La evasión fiscal, a través de los años, ha sido un serio problema, pues el gobierno es tremenda macana para cobrar los impuestos indirectos, que tiene que pagar todo el mundo, muy especialmente los más necesitados, recargados en los precios de los alimentos, el transporte, los alquileres, lo colegios, los medicamentos, y demás yerbas. Juan Hernández, un formidable recaudador, y un hombre excelentemente bien preparado, como señala el padre Alemán, sabe de qué pata cojea el caballo de carreras y necesita un respaldo total no solo del gobierno, sino de la ciudadanía, para que reduzca al mínimo la vagabundería esa de estafar al Estado con el no pago de impuestos. Desde luego, el Estado también que asuma su papel correctamente, pues hay empresarios que se quejan, con sobrada razón, de que se les exige el pago de tributos para gastar ese dinero en pendejadas, en mantenimiento de botellas y gustitos por todos lados en francachelas, en vez de devolver las cargas en servicios a la ciudadanía…

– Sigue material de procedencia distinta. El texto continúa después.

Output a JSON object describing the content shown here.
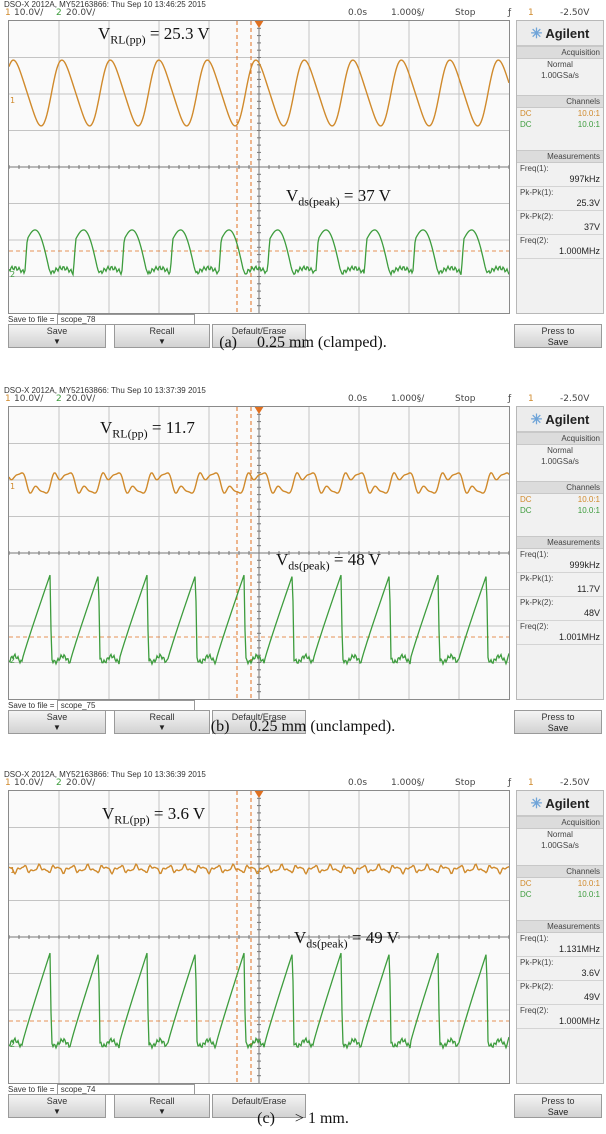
{
  "panels": [
    {
      "header": "DSO-X 2012A, MY52163866: Thu Sep 10 13:46:25 2015",
      "ch1_num": "1",
      "ch1_scale": "10.0V/",
      "ch2_num": "2",
      "ch2_scale": "20.0V/",
      "time_offset": "0.0s",
      "time_scale": "1.000§/",
      "run_state": "Stop",
      "trigger_ch": "1",
      "trigger_level": "-2.50V",
      "brand": "Agilent",
      "acq_title": "Acquisition",
      "acq_mode": "Normal",
      "acq_rate": "1.00GSa/s",
      "channels_title": "Channels",
      "chan1_coupling": "DC",
      "chan1_probe": "10.0:1",
      "chan2_coupling": "DC",
      "chan2_probe": "10.0:1",
      "meas_title": "Measurements",
      "m1_label": "Freq(1):",
      "m1_value": "997kHz",
      "m2_label": "Pk-Pk(1):",
      "m2_value": "25.3V",
      "m3_label": "Pk-Pk(2):",
      "m3_value": "37V",
      "m4_label": "Freq(2):",
      "m4_value": "1.000MHz",
      "save_label": "Save to file =",
      "save_file": "scope_78",
      "btn_save": "Save",
      "btn_recall": "Recall",
      "btn_default": "Default/Erase",
      "btn_press1": "Press to",
      "btn_press2": "Save",
      "ann_vrl_main": "V",
      "ann_vrl_sub": "RL(pp)",
      "ann_vrl_val": " = 25.3 V",
      "ann_vds_main": "V",
      "ann_vds_sub": "ds(peak)",
      "ann_vds_val": " = 37 V",
      "caption": "(a)  0.25 mm (clamped).",
      "wave": "clamped"
    },
    {
      "header": "DSO-X 2012A, MY52163866: Thu Sep 10 13:37:39 2015",
      "ch1_num": "1",
      "ch1_scale": "10.0V/",
      "ch2_num": "2",
      "ch2_scale": "20.0V/",
      "time_offset": "0.0s",
      "time_scale": "1.000§/",
      "run_state": "Stop",
      "trigger_ch": "1",
      "trigger_level": "-2.50V",
      "brand": "Agilent",
      "acq_title": "Acquisition",
      "acq_mode": "Normal",
      "acq_rate": "1.00GSa/s",
      "channels_title": "Channels",
      "chan1_coupling": "DC",
      "chan1_probe": "10.0:1",
      "chan2_coupling": "DC",
      "chan2_probe": "10.0:1",
      "meas_title": "Measurements",
      "m1_label": "Freq(1):",
      "m1_value": "999kHz",
      "m2_label": "Pk-Pk(1):",
      "m2_value": "11.7V",
      "m3_label": "Pk-Pk(2):",
      "m3_value": "48V",
      "m4_label": "Freq(2):",
      "m4_value": "1.001MHz",
      "save_label": "Save to file =",
      "save_file": "scope_75",
      "btn_save": "Save",
      "btn_recall": "Recall",
      "btn_default": "Default/Erase",
      "btn_press1": "Press to",
      "btn_press2": "Save",
      "ann_vrl_main": "V",
      "ann_vrl_sub": "RL(pp)",
      "ann_vrl_val": " = 11.7",
      "ann_vds_main": "V",
      "ann_vds_sub": "ds(peak)",
      "ann_vds_val": " = 48 V",
      "caption": "(b)  0.25 mm (unclamped).",
      "wave": "unclamped"
    },
    {
      "header": "DSO-X 2012A, MY52163866: Thu Sep 10 13:36:39 2015",
      "ch1_num": "1",
      "ch1_scale": "10.0V/",
      "ch2_num": "2",
      "ch2_scale": "20.0V/",
      "time_offset": "0.0s",
      "time_scale": "1.000§/",
      "run_state": "Stop",
      "trigger_ch": "1",
      "trigger_level": "-2.50V",
      "brand": "Agilent",
      "acq_title": "Acquisition",
      "acq_mode": "Normal",
      "acq_rate": "1.00GSa/s",
      "channels_title": "Channels",
      "chan1_coupling": "DC",
      "chan1_probe": "10.0:1",
      "chan2_coupling": "DC",
      "chan2_probe": "10.0:1",
      "meas_title": "Measurements",
      "m1_label": "Freq(1):",
      "m1_value": "1.131MHz",
      "m2_label": "Pk-Pk(1):",
      "m2_value": "3.6V",
      "m3_label": "Pk-Pk(2):",
      "m3_value": "49V",
      "m4_label": "Freq(2):",
      "m4_value": "1.000MHz",
      "save_label": "Save to file =",
      "save_file": "scope_74",
      "btn_save": "Save",
      "btn_recall": "Recall",
      "btn_default": "Default/Erase",
      "btn_press1": "Press to",
      "btn_press2": "Save",
      "ann_vrl_main": "V",
      "ann_vrl_sub": "RL(pp)",
      "ann_vrl_val": " = 3.6 V",
      "ann_vds_main": "V",
      "ann_vds_sub": "ds(peak)",
      "ann_vds_val": " = 49 V",
      "caption": "(c)  > 1 mm.",
      "wave": "far"
    }
  ],
  "colors": {
    "ch1": "#d08a2c",
    "ch2": "#3d9c3d",
    "grid": "#c4c4c4",
    "cursor": "#e07020"
  },
  "icons": {
    "brand": "agilent-star-icon",
    "softkey": "down-arrow-icon"
  }
}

Alemán dice algo que se conoce desde hace mucho tiempo: si los impuestos se pagaran como es debido, sería innecesario reventar más las costillas del contribuyente con nuevos tributos. Es importante, pero muy importante, aunque el gobierno no sea una pulpería o un supercolmado, que el presidente de la República asuma, personalmente, el control de los gastos oficiales. Quizás en esto el doctor Balaguer era un diablo a caballo, pues había que darle un informe diario de los ingresos estatales para él aprobar los egresos. Puede, Maginito, que a lo mejor al presidente Fernández no le guste tanto como el doctor Balaguer ese asunto del manejo de los recursos, pero dada la situación que se vive en el país, importa que lo haga, pues es la única manera de frenar ciertas pendejuanitas. Y algo más tiene que hacer: dar un total respaldo a sus recaudadores, para que éstos hagan cumplir las leyes. Y para que entiendan que, como en el dominó la cajita blanca pesa mas que el doble seis. ¿Que cobrar impuestos de acuerdo con la ley generará una crisis política? Ni modo, las crisis se evitan, pero cuando son inevitables se enfrentan. Y para quienes sueñan con golpes que generen un Chávez, vale recordarles que ese Chávez llegó al poder en elecciones libérrimas y que elecciones libres ha ganado mas veces que el carajo, solo que respaldado, en forma mayoritaria, precisamente por quienes siempre tuvieron que pagar impuestos en lo que comían y vestían y en la escuela que pagaban a sus hijos, y en los medicamentos que tenían que comprar. Nunca se les ofreció la oportunidad de evadir tributos, pero sí les llegó el día en que pudieron elegir a quienes le gobernaran para que éstos cobraran, ahora sin apelación, a los evasores profesionales.